Excerpt
The Last Pantheon
Tade Thompson & Nick Wood
Prologue
February 18, 1979
Sahara Desert, Africa
My hands are deep in sand, and there is blood on the snow.
He did not know why there was snow.
He tried to rise, but it was not time. His breath came in ragged gasps, a death rattle? His ribs grated on each other when he inspired. His jaw felt heavy and swollen. More drops of blood on the snow, from his face. He tried to move his tongue, but it had grown snug inside his mouth and did not budge.
He was on all fours. He could tell that now, but his right arm was crooked, maybe broken. The left arm held all the weight. Another warm dribble down his face. He pulled the left arm out of the snow and wiped it across his face. It came back smeared red.

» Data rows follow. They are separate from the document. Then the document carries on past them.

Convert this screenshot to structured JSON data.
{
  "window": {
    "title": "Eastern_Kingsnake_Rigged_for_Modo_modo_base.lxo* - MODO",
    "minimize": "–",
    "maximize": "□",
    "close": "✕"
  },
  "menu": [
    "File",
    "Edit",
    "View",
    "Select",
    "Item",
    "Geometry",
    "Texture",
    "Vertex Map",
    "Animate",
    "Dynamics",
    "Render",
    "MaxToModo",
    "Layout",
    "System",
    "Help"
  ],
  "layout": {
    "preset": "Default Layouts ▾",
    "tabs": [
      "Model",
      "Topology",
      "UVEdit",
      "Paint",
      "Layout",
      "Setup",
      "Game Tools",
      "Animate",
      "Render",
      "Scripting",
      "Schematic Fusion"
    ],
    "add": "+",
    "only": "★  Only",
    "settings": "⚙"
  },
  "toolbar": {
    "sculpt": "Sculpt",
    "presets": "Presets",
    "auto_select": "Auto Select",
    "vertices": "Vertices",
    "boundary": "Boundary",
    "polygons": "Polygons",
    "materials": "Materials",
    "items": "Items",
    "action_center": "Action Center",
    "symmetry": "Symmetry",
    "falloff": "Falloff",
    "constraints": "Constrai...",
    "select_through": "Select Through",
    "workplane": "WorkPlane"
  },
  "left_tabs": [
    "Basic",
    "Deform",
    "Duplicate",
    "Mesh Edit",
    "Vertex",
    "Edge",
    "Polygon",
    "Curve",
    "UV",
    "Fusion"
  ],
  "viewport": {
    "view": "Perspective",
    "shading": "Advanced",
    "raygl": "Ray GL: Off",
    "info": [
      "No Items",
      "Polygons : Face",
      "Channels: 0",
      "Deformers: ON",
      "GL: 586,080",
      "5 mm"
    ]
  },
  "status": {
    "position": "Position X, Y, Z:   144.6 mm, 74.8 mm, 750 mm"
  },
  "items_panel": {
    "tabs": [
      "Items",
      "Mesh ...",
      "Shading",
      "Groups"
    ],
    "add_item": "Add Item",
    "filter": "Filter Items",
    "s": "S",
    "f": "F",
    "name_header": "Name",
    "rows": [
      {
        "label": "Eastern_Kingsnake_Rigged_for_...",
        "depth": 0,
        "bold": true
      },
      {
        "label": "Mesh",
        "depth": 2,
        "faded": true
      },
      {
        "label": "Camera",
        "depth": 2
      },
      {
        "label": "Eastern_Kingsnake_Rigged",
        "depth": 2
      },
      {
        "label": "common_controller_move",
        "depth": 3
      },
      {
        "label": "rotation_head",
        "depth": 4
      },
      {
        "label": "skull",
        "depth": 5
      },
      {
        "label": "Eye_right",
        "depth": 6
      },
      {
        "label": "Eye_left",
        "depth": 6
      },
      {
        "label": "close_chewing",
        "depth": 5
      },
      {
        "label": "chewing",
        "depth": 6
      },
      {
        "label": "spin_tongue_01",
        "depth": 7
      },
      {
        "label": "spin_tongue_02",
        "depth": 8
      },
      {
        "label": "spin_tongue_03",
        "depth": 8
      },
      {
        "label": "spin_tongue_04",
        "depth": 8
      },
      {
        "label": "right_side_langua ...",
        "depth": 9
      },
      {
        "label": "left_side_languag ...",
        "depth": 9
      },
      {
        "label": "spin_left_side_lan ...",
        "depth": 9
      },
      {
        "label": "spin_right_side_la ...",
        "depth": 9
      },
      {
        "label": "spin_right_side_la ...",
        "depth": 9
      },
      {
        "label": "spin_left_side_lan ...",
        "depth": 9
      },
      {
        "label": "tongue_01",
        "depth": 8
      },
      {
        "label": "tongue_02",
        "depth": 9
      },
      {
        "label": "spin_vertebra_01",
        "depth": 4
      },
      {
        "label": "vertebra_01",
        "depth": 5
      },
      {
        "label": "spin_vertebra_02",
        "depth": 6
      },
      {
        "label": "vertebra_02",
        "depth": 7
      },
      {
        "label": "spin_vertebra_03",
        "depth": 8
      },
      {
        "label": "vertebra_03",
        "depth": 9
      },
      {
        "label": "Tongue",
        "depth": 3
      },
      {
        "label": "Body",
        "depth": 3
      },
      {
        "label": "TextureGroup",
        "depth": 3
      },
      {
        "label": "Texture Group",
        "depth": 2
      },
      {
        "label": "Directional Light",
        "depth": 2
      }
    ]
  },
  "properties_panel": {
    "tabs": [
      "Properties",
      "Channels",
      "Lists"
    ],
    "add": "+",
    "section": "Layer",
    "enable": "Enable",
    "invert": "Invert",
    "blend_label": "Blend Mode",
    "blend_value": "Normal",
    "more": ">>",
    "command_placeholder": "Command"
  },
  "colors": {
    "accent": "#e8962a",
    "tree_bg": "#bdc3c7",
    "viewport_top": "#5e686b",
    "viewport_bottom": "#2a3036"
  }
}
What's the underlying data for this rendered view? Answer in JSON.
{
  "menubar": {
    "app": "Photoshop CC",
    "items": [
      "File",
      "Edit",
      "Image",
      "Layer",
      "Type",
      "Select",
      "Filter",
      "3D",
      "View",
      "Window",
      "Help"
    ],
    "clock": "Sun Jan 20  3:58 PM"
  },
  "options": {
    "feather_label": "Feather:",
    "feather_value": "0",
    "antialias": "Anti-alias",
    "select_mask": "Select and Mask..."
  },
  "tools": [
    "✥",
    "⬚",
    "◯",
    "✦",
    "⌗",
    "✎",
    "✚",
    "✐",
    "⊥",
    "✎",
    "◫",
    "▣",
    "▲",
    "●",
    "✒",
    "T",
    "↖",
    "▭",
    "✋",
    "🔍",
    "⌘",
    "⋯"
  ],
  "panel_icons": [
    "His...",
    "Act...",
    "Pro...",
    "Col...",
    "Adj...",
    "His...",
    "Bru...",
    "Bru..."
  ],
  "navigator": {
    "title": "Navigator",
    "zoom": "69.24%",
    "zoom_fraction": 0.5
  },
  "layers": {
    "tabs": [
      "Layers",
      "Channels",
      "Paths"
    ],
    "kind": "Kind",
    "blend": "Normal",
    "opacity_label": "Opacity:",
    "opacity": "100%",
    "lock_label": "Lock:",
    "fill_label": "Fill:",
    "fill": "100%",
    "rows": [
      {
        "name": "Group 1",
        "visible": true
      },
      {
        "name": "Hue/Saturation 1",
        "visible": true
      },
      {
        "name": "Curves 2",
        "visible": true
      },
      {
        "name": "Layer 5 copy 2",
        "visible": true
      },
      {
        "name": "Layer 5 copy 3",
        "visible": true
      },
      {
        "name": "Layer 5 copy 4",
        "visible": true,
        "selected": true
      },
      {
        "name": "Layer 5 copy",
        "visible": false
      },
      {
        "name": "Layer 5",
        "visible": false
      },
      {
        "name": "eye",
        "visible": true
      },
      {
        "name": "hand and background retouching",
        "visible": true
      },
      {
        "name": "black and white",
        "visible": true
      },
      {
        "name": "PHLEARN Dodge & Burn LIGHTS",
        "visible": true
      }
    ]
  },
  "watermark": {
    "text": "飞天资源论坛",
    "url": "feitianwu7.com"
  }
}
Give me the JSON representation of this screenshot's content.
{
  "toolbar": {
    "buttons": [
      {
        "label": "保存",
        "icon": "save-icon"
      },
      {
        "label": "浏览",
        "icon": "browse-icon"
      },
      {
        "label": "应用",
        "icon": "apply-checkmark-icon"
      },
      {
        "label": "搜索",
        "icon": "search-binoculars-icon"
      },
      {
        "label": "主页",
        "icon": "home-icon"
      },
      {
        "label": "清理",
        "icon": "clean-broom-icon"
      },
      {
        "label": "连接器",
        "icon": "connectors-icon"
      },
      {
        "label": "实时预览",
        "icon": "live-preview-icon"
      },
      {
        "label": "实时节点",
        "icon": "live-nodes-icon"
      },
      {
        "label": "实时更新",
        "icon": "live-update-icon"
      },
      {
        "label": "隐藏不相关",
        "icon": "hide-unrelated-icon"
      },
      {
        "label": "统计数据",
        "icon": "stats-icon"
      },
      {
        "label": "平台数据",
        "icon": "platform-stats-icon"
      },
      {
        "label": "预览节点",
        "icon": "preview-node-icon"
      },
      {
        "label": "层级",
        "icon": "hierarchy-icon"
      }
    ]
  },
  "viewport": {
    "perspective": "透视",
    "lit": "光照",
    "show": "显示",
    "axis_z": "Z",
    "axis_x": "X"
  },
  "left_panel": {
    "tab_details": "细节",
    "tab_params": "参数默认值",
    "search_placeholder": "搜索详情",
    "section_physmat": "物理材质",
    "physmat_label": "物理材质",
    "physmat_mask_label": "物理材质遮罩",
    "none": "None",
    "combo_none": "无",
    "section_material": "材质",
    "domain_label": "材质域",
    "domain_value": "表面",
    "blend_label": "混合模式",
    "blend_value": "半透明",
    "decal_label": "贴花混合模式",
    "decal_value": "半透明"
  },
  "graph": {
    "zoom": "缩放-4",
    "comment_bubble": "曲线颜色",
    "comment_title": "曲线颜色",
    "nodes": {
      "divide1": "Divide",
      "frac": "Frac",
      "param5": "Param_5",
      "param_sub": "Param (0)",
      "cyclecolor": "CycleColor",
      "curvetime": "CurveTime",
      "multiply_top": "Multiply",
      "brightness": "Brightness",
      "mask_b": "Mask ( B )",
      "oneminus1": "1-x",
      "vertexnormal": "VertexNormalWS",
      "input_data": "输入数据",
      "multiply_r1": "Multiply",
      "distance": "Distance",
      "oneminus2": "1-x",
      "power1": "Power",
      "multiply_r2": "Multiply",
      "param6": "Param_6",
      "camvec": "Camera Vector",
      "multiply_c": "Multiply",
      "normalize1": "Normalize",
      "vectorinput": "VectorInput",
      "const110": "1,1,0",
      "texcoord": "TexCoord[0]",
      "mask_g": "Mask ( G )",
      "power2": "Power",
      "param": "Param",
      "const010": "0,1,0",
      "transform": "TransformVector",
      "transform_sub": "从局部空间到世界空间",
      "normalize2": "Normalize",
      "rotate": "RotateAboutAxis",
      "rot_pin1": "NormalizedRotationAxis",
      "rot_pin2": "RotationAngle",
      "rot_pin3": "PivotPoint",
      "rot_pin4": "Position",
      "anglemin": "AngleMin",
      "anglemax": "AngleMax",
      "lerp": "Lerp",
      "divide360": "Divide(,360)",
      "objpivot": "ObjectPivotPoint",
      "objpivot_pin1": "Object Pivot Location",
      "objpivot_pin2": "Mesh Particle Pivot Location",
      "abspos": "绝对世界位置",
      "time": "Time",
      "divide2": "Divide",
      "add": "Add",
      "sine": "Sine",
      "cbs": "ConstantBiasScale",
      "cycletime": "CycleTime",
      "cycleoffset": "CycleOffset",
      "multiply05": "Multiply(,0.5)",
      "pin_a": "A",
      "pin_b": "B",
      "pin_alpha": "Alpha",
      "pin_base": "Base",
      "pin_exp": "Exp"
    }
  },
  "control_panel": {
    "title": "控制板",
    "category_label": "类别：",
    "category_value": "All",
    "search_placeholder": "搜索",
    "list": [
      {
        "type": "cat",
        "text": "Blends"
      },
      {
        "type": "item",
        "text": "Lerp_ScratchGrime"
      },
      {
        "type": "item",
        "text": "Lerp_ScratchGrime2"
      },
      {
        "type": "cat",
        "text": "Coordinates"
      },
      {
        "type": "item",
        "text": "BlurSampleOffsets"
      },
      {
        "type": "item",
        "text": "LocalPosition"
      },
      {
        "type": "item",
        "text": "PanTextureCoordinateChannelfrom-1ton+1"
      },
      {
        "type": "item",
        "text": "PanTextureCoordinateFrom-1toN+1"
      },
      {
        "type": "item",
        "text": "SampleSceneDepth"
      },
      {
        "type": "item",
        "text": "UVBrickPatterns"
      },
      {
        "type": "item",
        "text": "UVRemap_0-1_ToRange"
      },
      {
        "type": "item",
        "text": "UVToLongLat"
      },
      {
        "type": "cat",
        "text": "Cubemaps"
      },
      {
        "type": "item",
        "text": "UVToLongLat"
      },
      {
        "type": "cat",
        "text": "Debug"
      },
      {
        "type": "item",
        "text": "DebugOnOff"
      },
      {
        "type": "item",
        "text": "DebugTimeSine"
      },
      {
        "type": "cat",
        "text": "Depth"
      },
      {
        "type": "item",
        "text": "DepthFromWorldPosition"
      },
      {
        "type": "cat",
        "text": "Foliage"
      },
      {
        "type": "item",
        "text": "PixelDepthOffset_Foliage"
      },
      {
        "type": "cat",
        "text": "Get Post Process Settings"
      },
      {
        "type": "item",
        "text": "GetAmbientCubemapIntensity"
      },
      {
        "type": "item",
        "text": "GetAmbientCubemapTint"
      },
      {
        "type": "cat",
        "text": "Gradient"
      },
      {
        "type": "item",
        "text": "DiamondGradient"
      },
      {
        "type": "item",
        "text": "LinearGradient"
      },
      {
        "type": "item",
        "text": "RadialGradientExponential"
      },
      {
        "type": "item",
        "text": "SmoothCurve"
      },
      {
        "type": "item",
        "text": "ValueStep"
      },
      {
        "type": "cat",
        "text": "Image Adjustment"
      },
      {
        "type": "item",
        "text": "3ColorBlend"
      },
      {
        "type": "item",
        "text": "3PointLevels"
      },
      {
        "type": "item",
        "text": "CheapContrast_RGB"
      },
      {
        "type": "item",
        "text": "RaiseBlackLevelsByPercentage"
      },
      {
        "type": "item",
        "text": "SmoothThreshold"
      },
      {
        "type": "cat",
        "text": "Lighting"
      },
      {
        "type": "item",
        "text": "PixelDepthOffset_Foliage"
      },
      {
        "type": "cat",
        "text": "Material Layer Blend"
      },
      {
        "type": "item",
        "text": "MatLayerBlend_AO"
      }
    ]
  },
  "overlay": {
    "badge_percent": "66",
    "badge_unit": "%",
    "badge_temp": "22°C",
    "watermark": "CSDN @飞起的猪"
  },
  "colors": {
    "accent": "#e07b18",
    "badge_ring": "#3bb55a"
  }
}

He tried again to stand, but it hurt, a pervasive pain that he had never experienced, his nerves screaming for respite. It seemed like he could feel the individual vertebrae in his backbone.
What happened? What did I do? What did we do? Why is it snowing?
He managed to stand. The horizon wobbled and turned, or he may have been turning. It was difficult to tell. Blood still streamed out of him, dripping on his chest and landing on the snow. He felt neither heat nor cold, but the crisp air helped to clear his head and stabilise his vision.
There were depressions in the snow, footsteps, ending in a lump of a man about fifty yards away. Head bowed, arms by the side, kneeling. His enemy.
Snowflakes gently dropping to earth.
Oh, mother. What have we done this time?
He could not find any hatred inside himself, not anymore. He was done. This was over.
He tried to fly away, but his feet stayed linked to the earth. He could not jump because each movement was agony, especially for his right arm.
Maybe he was dying.
He focused on the weather. It should not be snowing. He closed his eyes, coaxed the clouds, and asked the water to disperse. You didn't force weather. You just eased it into doing what it wanted. You said, please don't form precipitation. Sometimes, it listened.
The snowfall stopped but the clouds would not move. Not yet.
Breathing heavy now. The next part would hurt, but had to be done. He held his right forearm and twisted counter-clockwise sharply.
He screamed, and almost passed out again.
His enemy did not stir.
Bastard.
Maybe there was some hatred left after all.
He took strips of his enemy's cape and made a crude sling; then he walked away.
After an hour he came to a gaggle of Algerian troops. By then the sun had returned and the snow had turned to slush. They recognised him and eased safeties off their weapons. He took their fear, absorbed it and fed it to his body for healing.
He spoke Arabic by drawing it out of their minds. "I surrender," he said. "Take me to prison."